On the Spectrum of a Family of Preconditioned Block Toeplitz Matrices

Abstract

Research on preconditioning Toeplitz matrices with circulant matrices has been active recently. The preconditioning technique can be easily generalized to block Toeplitz matrices. That is, for a block Toeplitz matrix T consisting of $N \times N$ blocks with $M \times M$ elements per block, a block circulant matrix R is used with the same block structure as its preconditioner. In this research, the spectral clustering property of the preconditioned matrix $R^{ - 1} T$ with T generated by two-dimensional rational functions $T(z_x ,z_y )$ of order $(p_x ,q_x ,p_y ,q_y )$ is examined.

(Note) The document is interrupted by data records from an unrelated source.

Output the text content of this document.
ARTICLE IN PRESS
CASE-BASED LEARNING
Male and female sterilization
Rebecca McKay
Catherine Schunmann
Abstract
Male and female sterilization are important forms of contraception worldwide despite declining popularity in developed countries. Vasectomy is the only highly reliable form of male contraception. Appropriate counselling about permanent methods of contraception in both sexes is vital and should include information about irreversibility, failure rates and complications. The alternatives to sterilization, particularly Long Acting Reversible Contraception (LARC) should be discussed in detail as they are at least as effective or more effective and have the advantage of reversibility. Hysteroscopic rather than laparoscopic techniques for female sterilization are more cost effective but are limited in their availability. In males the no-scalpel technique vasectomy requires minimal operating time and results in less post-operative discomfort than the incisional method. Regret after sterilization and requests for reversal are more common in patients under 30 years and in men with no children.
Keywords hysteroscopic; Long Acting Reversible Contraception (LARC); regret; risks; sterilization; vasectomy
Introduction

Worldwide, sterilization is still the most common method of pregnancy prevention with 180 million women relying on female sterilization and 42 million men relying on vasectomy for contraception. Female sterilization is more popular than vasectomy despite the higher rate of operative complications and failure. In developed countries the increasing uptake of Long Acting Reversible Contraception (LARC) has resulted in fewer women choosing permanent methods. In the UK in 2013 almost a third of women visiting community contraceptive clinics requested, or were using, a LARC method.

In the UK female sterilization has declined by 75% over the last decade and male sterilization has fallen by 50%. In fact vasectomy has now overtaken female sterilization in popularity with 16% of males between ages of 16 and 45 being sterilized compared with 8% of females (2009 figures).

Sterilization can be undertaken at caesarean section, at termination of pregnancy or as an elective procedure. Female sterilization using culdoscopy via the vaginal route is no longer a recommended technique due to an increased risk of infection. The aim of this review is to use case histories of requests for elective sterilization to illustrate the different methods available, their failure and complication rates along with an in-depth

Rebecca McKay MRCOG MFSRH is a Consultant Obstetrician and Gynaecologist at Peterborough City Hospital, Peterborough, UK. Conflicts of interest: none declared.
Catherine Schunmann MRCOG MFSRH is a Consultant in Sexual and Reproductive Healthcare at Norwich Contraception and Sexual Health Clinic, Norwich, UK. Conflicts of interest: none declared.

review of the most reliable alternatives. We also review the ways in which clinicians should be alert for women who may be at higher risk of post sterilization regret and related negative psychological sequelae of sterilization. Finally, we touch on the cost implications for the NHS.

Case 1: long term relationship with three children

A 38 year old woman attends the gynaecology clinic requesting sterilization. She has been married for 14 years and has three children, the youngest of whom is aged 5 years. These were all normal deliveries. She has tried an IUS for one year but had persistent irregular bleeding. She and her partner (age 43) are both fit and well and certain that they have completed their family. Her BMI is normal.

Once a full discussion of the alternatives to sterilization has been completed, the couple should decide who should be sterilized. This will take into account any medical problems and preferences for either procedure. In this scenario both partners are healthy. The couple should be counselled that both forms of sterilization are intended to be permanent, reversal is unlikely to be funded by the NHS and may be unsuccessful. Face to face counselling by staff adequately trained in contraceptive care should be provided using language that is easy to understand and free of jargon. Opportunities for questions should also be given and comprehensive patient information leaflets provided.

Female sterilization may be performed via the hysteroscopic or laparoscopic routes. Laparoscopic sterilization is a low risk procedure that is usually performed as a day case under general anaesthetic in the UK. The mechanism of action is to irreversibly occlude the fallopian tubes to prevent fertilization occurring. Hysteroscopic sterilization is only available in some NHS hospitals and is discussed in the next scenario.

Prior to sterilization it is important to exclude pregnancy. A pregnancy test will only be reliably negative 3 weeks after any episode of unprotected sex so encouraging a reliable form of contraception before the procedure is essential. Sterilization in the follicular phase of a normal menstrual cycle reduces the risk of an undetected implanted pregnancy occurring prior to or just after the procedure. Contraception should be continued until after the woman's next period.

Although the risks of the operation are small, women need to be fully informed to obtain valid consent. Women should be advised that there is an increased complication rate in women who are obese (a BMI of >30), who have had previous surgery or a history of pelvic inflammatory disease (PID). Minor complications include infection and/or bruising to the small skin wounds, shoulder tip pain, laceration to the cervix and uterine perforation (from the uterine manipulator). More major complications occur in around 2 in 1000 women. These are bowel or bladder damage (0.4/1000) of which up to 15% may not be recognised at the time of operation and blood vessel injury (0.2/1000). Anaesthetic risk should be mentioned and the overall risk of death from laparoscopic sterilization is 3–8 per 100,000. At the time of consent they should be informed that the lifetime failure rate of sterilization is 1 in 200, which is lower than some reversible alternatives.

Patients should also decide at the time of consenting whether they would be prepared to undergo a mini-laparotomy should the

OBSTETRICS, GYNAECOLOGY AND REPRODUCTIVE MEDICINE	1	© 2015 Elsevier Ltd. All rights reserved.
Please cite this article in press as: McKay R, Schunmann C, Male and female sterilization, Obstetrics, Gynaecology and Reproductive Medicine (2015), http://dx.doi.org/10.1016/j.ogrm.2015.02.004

It is shown that the eigenvalues of $R^{ - 1} T$ are clustered around unity except at most $O(M\gamma _y + N\gamma _x )$ outliers, where $\gamma _x = \max (p_x ,q_x )$ and $\gamma _y = \max (p_y ,q_y )$. Furthermore, if T is separable, the outliers are clustered together such that $R^{ - 1} T$ has at most $(2\gamma _x + 1)(2\gamma _y + 1)$ asymptotic distinct eigenvalues. The superior convergence behavior of the preconditioned c...